They might have bird brains but ravens may be even smarter than previously thought.
A new study by German scientists has found the big, black birds so common in the Yukon use gestures and objects to communicate.
This type of communication is similar to what children do between the ages of nine to 12 months, said Simone Pika, co-author of the study and the leader of the Humboldt Research Group at the Max Plank Institute for Ornithology
“It has never been observed before,” she said in a telephone interview from Germany. “That’s the amazing thing about this study.”
The only other animals which have been observed exhibiting this type of behaviour are great apes.
While much of Pika’s research has focused on apes, she has also had a fascination with ravens ever since she was a teenager and read the seminal work, Mind of the Raven.
A few years ago, while she was doing postdoctoral work at the University of St. Andrews, she met Thomas Bugnyar.
Bugnyar was lecturing at the university and researching the cognitive abilities of ravens.
“When you talk to him, he gets really excited,” said Pika. “He’s just so into his ravens.”
When she asked him if ravens communicated through gestures, he was taken aback.
“He looked at me as if I was from a different star and had just asked really a weird question,” said Pika.
Initially he told her they didn’t gesture, but two days later he came back and asked her to take a look at some new data.
“I looked at it and I said, ‘Wow I think these are clearly gestures,’” she said.
That was the start of their collaboration.
For three summers Bugnyar and Pika observed ravens at the Cumberland Wild Park in Austria.
“We found two behaviours in ravens that qualify as gestures,” said Pika.
They were seen using didactic gestures, which is communication between two individuals such as pointing at or holding up objects.
But they were also observed employing triadic gestures – the use of an object to reference something else.
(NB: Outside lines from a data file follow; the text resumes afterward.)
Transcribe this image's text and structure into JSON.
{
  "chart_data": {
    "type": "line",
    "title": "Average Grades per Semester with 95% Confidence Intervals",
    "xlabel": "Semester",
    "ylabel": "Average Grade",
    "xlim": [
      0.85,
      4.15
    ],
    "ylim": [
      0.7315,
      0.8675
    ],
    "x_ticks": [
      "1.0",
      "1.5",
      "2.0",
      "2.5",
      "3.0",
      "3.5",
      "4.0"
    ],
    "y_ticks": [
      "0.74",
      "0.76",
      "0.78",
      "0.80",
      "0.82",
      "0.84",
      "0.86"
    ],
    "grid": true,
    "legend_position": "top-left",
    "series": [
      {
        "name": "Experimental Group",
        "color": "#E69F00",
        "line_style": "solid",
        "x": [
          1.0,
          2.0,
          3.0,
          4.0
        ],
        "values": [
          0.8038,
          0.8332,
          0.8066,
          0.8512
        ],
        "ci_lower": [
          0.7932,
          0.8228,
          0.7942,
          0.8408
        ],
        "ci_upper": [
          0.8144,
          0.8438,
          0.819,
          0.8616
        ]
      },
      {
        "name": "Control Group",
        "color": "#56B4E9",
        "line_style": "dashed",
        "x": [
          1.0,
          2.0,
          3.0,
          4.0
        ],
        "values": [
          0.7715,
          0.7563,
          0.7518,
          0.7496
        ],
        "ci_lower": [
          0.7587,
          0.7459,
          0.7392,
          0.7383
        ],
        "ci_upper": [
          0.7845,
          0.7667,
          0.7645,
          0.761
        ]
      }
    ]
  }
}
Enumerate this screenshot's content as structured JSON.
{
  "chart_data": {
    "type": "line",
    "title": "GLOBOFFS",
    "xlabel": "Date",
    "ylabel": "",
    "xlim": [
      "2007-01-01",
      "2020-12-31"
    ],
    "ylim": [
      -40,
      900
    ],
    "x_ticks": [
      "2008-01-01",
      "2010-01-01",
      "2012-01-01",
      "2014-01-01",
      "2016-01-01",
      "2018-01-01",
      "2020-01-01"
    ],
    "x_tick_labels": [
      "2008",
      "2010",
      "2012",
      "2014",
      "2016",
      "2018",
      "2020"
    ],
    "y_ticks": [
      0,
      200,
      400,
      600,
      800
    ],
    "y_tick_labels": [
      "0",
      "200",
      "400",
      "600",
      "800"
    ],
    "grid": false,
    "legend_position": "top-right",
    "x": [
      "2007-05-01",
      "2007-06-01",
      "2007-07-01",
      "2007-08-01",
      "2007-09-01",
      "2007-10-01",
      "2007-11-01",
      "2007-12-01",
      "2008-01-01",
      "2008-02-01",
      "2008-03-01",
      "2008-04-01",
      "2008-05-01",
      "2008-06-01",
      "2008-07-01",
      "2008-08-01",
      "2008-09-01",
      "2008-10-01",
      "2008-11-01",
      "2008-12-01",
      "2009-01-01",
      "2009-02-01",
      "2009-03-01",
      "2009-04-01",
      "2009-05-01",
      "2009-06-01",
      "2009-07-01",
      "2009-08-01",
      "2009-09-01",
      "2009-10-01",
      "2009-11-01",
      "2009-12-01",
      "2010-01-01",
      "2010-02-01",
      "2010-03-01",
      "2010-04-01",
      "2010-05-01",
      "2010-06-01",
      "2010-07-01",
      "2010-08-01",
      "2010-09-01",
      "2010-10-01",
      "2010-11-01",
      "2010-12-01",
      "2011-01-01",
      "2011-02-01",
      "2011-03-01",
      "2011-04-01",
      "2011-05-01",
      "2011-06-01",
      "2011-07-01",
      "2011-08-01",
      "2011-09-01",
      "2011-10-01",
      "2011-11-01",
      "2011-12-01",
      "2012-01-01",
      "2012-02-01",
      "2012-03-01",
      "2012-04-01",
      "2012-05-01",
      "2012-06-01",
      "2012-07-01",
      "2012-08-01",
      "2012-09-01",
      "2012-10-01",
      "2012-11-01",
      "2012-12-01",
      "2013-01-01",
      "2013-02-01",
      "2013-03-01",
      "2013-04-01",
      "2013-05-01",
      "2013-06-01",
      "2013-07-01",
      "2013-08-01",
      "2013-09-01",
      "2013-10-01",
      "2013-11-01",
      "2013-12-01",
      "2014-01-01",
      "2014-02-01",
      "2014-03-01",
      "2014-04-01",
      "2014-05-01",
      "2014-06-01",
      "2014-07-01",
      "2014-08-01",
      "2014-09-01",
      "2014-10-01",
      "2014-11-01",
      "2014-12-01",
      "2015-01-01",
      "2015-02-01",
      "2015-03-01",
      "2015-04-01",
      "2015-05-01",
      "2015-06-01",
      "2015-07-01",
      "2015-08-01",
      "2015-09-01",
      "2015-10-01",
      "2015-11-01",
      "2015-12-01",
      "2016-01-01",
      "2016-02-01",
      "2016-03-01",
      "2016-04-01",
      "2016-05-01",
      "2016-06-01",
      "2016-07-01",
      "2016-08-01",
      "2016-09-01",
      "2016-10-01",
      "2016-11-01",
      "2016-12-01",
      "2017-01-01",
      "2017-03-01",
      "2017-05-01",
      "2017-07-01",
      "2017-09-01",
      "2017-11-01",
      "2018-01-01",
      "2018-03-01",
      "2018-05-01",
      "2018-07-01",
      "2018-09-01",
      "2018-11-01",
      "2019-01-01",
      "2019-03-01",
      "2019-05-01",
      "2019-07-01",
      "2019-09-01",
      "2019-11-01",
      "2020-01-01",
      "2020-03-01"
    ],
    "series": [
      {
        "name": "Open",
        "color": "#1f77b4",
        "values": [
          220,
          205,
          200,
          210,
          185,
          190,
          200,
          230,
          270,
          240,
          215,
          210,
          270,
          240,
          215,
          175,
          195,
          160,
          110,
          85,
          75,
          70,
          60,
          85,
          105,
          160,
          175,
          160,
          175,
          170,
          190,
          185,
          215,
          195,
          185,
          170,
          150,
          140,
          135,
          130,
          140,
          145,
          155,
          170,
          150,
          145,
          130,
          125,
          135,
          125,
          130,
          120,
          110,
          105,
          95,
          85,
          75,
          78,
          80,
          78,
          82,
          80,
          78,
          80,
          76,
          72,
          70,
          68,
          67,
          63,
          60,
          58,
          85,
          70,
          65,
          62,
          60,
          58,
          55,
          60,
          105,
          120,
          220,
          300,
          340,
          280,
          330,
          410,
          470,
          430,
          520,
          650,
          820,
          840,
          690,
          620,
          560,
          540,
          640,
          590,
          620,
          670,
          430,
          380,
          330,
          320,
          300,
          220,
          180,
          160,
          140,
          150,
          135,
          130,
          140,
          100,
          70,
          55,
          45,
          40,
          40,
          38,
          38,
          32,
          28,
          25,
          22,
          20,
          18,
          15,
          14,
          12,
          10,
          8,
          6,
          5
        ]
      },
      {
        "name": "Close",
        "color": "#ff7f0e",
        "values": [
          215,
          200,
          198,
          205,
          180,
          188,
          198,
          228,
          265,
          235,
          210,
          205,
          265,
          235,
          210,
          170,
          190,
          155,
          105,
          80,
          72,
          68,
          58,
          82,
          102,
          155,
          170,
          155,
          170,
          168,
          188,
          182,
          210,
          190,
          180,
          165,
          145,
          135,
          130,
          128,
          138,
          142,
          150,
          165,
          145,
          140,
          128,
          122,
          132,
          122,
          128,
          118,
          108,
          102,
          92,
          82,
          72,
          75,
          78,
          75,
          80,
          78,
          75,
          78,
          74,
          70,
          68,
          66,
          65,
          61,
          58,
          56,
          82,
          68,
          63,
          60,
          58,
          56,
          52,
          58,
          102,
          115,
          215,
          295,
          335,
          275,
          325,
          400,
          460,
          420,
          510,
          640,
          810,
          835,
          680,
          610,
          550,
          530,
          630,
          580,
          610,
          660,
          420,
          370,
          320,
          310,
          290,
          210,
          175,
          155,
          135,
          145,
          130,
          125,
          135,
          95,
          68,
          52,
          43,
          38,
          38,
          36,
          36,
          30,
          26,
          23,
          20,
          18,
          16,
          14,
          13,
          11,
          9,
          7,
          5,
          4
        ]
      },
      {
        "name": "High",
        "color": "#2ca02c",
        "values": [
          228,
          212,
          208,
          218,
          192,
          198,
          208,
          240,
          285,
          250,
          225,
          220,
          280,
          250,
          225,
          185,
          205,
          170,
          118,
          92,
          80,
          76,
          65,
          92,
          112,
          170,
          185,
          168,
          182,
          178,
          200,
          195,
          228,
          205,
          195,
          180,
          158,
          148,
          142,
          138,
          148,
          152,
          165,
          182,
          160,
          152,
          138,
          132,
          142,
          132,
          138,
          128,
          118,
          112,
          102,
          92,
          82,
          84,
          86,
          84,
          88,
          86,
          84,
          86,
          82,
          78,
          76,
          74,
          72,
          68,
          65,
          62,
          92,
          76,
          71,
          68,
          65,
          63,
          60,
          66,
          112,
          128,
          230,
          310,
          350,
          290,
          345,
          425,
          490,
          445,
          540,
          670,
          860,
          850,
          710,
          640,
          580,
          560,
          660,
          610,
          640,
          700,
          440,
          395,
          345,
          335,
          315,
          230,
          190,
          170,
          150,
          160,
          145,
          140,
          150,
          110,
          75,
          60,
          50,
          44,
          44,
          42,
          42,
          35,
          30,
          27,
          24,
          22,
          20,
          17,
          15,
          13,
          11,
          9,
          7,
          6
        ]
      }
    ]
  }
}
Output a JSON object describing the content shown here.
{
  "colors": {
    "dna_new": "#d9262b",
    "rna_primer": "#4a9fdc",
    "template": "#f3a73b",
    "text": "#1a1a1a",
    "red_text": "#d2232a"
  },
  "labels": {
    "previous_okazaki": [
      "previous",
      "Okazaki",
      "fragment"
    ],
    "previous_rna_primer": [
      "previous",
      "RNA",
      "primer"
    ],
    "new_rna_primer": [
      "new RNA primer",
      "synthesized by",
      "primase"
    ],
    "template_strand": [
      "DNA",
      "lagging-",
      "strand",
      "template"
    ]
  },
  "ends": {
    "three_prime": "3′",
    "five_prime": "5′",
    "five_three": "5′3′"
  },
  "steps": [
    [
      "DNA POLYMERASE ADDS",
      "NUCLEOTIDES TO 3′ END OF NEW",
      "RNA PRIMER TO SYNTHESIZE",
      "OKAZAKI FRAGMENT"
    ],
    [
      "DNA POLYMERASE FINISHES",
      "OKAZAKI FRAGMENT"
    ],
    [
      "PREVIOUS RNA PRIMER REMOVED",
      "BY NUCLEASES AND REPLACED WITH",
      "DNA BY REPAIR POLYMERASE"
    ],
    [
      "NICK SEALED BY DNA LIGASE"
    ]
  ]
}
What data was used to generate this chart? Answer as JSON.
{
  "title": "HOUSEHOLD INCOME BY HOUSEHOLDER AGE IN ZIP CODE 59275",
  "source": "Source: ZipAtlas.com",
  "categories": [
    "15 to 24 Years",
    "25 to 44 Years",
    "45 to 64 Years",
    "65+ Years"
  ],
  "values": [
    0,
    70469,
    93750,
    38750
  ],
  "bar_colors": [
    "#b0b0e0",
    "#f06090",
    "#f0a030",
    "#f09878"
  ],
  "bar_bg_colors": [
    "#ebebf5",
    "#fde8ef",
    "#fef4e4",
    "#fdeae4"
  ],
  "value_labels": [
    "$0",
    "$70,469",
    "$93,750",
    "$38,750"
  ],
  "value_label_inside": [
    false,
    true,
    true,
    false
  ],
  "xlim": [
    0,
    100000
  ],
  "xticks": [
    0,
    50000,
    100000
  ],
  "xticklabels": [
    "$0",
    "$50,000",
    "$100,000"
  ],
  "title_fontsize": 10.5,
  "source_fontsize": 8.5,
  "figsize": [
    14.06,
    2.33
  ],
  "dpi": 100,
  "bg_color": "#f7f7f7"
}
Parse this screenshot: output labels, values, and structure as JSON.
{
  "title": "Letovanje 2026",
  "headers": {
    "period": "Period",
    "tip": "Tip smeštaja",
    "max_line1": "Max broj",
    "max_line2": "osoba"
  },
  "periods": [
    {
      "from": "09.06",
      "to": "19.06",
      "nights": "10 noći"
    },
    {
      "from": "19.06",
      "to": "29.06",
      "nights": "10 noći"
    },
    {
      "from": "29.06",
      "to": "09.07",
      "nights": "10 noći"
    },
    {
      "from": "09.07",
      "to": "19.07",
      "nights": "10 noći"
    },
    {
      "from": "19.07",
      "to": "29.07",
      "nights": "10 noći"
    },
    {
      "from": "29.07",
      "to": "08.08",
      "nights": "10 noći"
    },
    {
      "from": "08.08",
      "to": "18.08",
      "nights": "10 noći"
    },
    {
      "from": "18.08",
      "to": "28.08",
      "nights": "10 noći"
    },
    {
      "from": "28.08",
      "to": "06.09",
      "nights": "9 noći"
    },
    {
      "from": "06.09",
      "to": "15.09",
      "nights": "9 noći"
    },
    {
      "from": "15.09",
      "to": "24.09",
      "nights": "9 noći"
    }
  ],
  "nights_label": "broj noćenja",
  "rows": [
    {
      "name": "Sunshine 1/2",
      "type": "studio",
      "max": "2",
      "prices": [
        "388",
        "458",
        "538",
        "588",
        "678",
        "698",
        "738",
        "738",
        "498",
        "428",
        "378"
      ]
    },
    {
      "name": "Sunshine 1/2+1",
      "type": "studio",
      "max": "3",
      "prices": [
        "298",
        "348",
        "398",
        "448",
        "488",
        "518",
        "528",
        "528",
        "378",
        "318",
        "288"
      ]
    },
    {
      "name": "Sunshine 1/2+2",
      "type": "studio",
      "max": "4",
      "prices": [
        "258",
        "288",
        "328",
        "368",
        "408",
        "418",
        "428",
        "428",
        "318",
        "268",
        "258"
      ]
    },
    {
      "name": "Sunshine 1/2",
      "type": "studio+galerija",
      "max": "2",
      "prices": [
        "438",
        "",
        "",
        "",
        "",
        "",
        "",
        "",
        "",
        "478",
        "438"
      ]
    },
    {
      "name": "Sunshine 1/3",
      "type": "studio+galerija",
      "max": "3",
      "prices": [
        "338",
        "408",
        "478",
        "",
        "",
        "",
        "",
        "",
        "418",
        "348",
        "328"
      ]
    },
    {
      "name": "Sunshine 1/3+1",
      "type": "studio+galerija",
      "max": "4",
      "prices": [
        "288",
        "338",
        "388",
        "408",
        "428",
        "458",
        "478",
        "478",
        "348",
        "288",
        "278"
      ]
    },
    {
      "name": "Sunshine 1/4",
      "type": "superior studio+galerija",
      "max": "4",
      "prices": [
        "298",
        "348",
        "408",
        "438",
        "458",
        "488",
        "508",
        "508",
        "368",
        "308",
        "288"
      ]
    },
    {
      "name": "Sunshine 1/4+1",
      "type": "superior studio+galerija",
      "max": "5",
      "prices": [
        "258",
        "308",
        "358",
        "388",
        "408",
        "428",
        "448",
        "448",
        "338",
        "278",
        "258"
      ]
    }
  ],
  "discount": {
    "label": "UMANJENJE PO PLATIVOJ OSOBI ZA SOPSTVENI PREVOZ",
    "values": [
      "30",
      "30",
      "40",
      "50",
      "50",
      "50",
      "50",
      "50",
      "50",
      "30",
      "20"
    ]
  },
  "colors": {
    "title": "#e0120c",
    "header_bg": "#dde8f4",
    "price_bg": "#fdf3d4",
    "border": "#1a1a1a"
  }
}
For instance, ravens presented moss, twigs and other items of “no apparent value” to one another. said Pika.
Before this study, that kind of communication was thought to be exclusive to primates.
Though it shouldn’t be too surprising, it’s long been known that ravens are as smart as apes.
“There has been a lot of research already showing that ravens compete with non-human primates, and even rival them in many domains, like using tools,” said Pika.
Also ravens, like many apes, live in large, very complex social systems.
“These groups split up and they meet again so they have to engage everyday with different individuals and have to keep in mind who is friends with whom and who is collaborating with whom,” said Pika. “I think this then results in quite complex social abilities.”
Much of the gesturing that they observed was between members of the opposite sex.
“What we think is maybe these signals are used to test if another partner might be interested in a social interaction,” said Pika.
Their other theory is that it’s a way for couples that have already paired off to strengthen their bond before they leave the group to build a territory of their own.
“It could be that gestures are used to really attune the relationship,” she said. “Ravens invest a lot of time in finding the right partner because when they have found the right partner they stay together and build monogamous pairs.”
But that doesn’t mean that these gestures are all about courtship.
The observations were made between June and August – outside of the breading season – and unlike ritualized mating dances, these gestures are flexible, said Pika.
“The gestures are adjusted to the attention of the recipient and the social situation,” she said.
The study has generated a lot of interest.
Since it came out, she has received emails from all over the world from people who claim to have observed similar behaviour in everything from cockatoos to horses.
One little girl in Russia said she thinks he’s seen her goldfish gesturing.
While this is the first time that this kind of behaviour has been observed in anything other than a primate, Pika doesn’t think it will be the last time.
And that kind of research could have larger implications.
By looking at communication systems in animals other than primates, it may help us understand the very origins of human language, she said.